Enfin, dans le cadre de la réflexion sur les rythmes de l’enfant, la question du samedi matin restera ouverte : un temps éducatif ou un accueil spécifique pourraient être proposés dans les centres, pour mieux répondre aux besoins des familles. En effet, une semaine à 4,5 jours incluant le samedi matin offre de nombreux avantages pour le rythme de l’enfant et le travail des enseignants, mais sa mise en œuvre n’est pas envisageable à l’heure actuelle.

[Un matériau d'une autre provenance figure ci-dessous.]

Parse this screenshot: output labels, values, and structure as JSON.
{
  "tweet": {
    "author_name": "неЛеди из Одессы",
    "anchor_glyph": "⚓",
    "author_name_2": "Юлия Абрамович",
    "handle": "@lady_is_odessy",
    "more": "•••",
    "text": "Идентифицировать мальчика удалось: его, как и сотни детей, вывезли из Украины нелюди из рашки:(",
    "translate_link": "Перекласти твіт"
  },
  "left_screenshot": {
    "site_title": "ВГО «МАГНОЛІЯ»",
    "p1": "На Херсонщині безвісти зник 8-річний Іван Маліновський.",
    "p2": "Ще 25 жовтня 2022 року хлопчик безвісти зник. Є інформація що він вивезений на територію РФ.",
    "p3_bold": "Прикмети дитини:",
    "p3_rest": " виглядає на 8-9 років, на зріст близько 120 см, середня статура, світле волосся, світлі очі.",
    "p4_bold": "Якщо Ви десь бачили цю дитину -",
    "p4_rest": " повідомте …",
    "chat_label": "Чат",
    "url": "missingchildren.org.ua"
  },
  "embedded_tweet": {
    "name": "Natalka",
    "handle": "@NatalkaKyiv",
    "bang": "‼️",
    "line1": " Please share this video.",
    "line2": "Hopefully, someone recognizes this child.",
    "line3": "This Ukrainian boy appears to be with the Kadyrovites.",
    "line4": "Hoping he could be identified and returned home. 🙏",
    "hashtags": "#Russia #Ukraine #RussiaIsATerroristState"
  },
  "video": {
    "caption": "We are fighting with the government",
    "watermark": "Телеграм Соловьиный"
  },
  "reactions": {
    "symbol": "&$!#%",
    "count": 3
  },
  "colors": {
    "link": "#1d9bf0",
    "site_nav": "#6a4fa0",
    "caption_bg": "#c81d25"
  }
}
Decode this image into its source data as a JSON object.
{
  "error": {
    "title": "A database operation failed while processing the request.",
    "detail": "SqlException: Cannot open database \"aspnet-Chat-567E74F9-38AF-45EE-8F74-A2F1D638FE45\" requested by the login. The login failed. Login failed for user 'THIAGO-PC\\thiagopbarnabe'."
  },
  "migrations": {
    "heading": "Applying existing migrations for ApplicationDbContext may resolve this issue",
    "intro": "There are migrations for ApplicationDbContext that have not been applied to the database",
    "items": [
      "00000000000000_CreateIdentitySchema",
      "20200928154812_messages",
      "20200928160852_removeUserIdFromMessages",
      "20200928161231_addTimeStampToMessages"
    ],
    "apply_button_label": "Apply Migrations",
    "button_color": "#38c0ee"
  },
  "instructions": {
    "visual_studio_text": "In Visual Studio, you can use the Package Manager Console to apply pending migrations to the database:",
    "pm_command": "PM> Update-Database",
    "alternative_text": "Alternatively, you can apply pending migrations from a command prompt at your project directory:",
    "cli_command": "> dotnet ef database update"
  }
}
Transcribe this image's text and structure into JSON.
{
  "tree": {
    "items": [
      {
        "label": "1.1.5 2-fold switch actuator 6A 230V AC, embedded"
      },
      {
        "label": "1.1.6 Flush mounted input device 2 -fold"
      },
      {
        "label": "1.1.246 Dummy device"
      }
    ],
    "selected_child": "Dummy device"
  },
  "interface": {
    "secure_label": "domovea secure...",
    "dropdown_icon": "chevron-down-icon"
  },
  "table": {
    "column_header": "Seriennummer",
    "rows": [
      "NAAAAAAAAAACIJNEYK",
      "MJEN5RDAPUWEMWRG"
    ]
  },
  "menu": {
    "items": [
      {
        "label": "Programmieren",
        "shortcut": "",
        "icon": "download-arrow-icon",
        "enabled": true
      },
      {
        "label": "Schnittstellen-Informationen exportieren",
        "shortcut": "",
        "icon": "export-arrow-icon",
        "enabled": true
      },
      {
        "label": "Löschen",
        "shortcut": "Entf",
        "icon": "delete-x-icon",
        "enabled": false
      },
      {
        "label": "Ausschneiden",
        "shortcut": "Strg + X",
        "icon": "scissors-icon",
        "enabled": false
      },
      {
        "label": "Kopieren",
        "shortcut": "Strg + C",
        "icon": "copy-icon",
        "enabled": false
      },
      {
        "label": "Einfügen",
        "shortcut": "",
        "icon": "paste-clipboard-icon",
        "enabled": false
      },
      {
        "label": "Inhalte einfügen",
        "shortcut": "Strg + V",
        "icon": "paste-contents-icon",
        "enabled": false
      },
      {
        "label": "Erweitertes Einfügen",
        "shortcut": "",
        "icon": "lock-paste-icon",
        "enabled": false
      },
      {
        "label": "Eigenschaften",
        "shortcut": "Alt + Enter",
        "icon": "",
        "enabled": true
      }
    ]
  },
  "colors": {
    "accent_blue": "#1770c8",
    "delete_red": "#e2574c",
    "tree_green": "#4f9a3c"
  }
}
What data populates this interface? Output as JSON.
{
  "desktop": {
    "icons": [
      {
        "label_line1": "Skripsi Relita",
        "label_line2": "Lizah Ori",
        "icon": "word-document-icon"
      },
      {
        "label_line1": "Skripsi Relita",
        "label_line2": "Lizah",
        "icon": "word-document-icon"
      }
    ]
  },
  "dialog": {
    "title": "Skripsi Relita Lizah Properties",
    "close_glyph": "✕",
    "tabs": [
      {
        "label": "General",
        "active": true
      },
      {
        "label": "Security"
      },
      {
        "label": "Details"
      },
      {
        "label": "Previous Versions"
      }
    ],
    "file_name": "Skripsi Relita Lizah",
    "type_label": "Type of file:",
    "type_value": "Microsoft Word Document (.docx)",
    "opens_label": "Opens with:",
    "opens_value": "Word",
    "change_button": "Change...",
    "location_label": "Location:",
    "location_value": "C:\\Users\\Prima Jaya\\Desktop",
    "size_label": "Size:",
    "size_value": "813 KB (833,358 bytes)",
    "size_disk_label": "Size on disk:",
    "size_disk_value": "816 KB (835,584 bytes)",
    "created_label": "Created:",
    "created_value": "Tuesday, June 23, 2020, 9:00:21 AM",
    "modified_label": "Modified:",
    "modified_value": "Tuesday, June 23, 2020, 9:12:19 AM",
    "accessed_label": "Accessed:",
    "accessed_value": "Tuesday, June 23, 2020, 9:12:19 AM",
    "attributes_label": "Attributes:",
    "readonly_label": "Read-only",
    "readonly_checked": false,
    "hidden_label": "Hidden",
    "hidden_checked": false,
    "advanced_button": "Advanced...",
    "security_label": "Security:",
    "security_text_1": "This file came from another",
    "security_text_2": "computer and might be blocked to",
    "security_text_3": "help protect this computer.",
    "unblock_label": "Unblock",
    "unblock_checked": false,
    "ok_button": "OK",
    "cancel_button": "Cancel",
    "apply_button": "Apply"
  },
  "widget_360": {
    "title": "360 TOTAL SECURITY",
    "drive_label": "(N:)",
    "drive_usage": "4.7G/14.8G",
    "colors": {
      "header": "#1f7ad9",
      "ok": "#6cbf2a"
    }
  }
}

Par ailleurs, il manque déjà 500 places par an en centres de loisirs. Le mercredi matin, nombre d’ATSEM ne sont pas remplacées. Pour garantir un encadrement de qualité, nous nous engageons à recruter davantage d’animateurs, d’ATSEM et de personnels formés à l’accueil d’élèves en situation de handicap pour renforcer les AESH. En plus de l’effet de la réorganisation (passage de temps partiel à temps plein, etc.), il faut créer au moins 80 postes supplémentaires, pour un coût estimé à 3 millions d’euros par an.
Avec ces mesures, nous voulons stopper la désaffection croissante des familles pour les écoles publiques nantaises, qui fait que l’école publique se retrouve à gérer les situations les plus difficiles.